Implicit Priors Editing in Stable Diffusion via Targeted Token Adjustment
Feng He, Chao Zhang, Zhixue Zhao
TL;DR
The paper addresses implicit priors in text-to-image prompts by introducing EmbEdit, a method that updates only the Word Token Embedding (WTE) of a target token to shift priors while leaving unrelated concepts and all model weights intact. By minimizing the distance between the last hidden states of the CLIP text encoder for the original and modified prompts, EmbEdit achieves precise, side-effect-free edits with extremely low parameter cost (768 dimensions for SD1.4, 2048 for SD XL) and supports sequential editing without model collapse. Probing shows WTEs encode perceptual priors (e.g., color), justifying targeted WTE edits, and empirical results demonstrate state-of-the-art performance on object editing and gender-bias mitigation across model scales, with robust generalization and a clear degradation only in complex multi-word or rare-concept cases.

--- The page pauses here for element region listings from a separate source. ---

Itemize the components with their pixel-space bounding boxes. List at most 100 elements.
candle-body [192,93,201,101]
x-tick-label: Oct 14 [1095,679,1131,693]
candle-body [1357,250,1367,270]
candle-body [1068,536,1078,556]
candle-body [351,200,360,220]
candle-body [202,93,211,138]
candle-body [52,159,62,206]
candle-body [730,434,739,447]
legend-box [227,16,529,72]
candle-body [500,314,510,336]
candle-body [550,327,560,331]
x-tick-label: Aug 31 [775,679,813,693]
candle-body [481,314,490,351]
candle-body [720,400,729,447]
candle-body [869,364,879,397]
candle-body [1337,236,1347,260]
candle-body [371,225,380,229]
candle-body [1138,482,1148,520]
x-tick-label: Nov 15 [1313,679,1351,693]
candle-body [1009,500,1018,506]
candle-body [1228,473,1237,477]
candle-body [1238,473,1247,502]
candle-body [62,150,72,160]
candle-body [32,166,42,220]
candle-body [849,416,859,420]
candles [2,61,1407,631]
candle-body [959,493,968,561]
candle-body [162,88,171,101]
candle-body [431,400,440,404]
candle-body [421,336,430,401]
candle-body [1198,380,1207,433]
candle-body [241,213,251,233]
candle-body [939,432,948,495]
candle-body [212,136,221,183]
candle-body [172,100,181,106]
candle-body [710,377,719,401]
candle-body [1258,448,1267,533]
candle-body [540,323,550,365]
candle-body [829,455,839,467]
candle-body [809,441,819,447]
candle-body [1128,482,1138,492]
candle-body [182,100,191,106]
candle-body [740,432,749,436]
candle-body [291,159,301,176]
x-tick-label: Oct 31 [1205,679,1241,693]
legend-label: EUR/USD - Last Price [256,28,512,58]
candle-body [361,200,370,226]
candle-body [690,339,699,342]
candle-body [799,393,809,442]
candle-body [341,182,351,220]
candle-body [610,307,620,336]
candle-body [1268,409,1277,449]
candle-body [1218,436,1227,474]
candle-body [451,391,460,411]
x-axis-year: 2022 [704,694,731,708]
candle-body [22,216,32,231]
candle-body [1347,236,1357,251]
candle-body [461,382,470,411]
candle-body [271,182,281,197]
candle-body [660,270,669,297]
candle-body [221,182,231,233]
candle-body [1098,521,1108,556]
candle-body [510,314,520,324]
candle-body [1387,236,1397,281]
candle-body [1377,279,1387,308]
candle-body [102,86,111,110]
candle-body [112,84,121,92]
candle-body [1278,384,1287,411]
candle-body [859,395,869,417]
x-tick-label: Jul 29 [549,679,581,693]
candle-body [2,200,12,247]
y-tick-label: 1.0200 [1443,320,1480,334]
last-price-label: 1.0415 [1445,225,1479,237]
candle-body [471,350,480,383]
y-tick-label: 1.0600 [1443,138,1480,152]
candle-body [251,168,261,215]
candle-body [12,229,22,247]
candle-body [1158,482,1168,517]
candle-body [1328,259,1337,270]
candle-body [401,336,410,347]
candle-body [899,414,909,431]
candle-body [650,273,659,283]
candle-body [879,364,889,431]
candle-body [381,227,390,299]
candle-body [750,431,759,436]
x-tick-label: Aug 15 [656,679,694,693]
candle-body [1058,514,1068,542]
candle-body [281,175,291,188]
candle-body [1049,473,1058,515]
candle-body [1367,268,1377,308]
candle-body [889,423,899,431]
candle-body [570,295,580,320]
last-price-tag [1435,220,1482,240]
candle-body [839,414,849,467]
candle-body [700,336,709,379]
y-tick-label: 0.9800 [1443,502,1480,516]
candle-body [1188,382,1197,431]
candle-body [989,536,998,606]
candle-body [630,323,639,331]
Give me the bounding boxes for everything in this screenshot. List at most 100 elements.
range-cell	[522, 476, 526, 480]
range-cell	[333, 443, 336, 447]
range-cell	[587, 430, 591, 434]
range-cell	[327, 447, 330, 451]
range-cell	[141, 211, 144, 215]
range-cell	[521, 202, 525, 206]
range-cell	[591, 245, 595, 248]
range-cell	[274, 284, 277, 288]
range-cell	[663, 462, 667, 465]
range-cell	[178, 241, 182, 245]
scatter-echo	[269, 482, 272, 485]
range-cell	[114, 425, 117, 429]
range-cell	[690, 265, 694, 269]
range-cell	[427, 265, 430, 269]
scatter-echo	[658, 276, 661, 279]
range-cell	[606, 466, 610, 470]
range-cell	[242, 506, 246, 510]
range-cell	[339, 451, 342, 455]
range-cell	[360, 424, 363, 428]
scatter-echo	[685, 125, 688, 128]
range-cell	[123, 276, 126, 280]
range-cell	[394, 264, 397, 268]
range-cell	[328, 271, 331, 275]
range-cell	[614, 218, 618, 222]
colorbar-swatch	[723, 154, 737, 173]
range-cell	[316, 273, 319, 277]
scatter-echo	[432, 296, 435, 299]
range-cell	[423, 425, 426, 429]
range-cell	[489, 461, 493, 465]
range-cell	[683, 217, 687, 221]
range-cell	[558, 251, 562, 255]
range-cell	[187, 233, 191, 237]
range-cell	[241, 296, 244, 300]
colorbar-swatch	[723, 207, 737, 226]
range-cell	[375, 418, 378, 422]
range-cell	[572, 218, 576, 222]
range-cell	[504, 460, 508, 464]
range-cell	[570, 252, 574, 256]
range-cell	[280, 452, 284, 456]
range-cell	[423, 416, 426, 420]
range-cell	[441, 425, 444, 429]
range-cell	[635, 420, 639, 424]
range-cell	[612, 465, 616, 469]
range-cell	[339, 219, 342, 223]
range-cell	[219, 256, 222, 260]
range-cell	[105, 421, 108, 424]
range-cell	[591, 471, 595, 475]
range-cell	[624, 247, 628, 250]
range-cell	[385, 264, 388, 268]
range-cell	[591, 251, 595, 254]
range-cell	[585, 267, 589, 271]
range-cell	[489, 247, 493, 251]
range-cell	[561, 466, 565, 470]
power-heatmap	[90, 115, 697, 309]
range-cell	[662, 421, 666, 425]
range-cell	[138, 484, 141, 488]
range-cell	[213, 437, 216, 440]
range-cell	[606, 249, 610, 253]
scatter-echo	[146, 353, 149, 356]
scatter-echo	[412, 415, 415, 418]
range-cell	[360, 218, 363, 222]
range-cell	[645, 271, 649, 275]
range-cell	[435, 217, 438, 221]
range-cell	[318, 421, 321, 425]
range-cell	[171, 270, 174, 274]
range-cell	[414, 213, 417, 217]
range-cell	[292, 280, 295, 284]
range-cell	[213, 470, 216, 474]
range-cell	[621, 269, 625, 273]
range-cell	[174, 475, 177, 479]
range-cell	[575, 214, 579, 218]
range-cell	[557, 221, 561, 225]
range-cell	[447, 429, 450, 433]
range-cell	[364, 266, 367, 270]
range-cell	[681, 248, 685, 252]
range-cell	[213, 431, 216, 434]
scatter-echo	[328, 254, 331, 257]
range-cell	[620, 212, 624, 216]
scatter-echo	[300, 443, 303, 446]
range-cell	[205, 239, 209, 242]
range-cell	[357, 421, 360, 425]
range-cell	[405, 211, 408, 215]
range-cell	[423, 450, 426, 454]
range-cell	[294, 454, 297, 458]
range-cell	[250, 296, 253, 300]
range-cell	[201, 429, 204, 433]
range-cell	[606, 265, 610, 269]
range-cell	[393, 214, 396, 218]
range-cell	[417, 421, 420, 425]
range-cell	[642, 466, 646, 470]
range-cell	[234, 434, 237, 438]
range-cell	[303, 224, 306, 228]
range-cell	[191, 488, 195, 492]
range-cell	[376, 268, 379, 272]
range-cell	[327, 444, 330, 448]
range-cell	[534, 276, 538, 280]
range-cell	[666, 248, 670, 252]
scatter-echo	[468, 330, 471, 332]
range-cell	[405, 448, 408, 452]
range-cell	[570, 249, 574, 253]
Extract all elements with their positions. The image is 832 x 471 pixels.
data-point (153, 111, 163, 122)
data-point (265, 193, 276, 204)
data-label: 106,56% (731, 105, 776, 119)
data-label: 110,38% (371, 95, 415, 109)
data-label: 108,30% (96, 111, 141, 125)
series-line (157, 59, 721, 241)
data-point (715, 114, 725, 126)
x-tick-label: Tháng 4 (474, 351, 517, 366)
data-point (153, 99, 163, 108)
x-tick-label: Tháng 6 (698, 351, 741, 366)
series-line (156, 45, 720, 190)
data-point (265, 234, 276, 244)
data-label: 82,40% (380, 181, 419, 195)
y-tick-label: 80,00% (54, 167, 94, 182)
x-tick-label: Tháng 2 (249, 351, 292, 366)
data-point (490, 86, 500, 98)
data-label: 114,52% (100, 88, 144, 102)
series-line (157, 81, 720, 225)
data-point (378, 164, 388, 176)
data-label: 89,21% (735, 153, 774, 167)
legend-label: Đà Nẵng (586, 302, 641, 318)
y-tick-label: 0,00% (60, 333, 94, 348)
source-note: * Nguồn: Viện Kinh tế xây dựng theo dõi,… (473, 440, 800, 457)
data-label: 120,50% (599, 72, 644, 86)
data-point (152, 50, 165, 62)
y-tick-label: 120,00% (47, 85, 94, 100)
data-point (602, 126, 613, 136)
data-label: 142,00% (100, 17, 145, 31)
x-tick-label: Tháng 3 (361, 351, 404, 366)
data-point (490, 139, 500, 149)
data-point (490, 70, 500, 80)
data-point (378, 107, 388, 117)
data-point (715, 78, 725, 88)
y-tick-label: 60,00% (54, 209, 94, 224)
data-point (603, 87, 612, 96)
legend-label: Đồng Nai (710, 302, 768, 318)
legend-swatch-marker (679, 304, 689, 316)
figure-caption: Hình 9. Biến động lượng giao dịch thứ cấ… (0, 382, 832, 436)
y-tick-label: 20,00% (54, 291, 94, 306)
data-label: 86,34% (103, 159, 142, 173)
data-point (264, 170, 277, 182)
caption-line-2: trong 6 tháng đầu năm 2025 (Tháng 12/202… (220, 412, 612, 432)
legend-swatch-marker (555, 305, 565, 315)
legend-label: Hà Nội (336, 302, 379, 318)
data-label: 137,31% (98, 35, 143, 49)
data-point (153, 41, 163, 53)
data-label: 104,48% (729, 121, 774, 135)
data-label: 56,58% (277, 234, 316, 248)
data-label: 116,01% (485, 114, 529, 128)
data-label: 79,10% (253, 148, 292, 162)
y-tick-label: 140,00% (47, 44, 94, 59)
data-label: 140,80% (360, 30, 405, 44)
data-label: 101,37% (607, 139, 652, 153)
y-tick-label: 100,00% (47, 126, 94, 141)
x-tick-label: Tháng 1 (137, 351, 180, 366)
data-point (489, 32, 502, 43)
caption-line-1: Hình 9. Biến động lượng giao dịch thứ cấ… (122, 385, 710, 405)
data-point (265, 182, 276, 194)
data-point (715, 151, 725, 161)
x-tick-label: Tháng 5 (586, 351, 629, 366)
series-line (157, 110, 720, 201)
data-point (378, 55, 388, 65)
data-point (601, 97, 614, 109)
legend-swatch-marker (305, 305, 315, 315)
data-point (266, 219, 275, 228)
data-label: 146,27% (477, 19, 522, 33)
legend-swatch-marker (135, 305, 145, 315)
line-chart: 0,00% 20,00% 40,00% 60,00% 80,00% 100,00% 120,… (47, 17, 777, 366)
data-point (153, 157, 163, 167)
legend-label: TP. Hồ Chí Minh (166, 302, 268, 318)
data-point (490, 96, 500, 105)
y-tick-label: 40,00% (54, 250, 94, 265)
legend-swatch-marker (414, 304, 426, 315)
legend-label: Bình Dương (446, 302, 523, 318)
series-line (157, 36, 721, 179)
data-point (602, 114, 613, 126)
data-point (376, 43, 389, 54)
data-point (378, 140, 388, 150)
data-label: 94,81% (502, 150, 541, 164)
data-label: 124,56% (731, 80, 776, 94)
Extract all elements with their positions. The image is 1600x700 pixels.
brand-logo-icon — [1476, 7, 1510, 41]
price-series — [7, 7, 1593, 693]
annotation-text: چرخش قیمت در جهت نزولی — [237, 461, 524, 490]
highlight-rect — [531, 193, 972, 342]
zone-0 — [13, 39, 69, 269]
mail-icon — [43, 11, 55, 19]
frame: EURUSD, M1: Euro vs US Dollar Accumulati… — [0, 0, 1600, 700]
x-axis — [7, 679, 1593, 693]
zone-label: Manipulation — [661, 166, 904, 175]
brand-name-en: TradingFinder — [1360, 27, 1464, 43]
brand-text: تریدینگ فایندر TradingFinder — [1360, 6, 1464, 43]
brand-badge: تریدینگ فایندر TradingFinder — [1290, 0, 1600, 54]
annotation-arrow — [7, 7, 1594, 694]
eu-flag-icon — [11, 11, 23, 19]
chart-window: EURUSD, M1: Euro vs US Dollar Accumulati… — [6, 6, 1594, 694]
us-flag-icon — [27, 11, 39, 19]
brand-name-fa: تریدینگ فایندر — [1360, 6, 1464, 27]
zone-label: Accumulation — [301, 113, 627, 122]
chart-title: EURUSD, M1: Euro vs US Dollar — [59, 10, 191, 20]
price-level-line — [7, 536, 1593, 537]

The approach offers practical, reversible edits with substantial efficiency advantages over prior methods, enabling rapid, controlled updates to implicit knowledge embedded in diffusion-based T2I systems. Ethical considerations emphasize responsible use and transparency, including public code and supplementary materials to aid reproducibility.
Abstract
Implicit assumptions and priors are often necessary in text-to-image generation tasks, especially when textual prompts lack sufficient context. However, these assumptions can sometimes reflect outdated concepts, inaccuracies, or societal bias embedded in the training data. We present Embedding-only Editing (Embedit), a method designed to efficiently adjust implict assumptions and priors in the model without affecting its interpretation of unrelated objects or overall performance. Given a "source" prompt (e.g., "rose") that elicits an implicit assumption (e.g., rose is red) and a "destination" prompt that specifies the desired attribute (e.g., "blue rose"), Embedit fine-tunes only the word token embedding (WTE) of the target object ("rose") to optimize the last hidden state of text encoder in Stable Diffusion, a SOTA text-to-image model. This targeted adjustment prevents unintended effects on other objects in the model's knowledge base, as the WTEs for unrelated objects and the model weights remain unchanged. Consequently, when a prompt does not contain the edited object, all representations, and the model outputs are identical to those of the original, unedited model. Our method is highly efficient, modifying only 768 parameters for Stable Diffusion 1.4 and 2048 for XL in a single edit, matching the WTE dimension of each respective model. This minimal scope, combined with rapid execution, makes Embedit highly practical for real-world applications. Additionally, changes are easily reversible by restoring the original WTE layers. Our experimental results demonstrate that Embedit consistently outperforms previous methods across various models, tasks, and editing scenarios (both single and sequential multiple edits), achieving at least a 6.01% improvement (from 87.17% to 93.18%).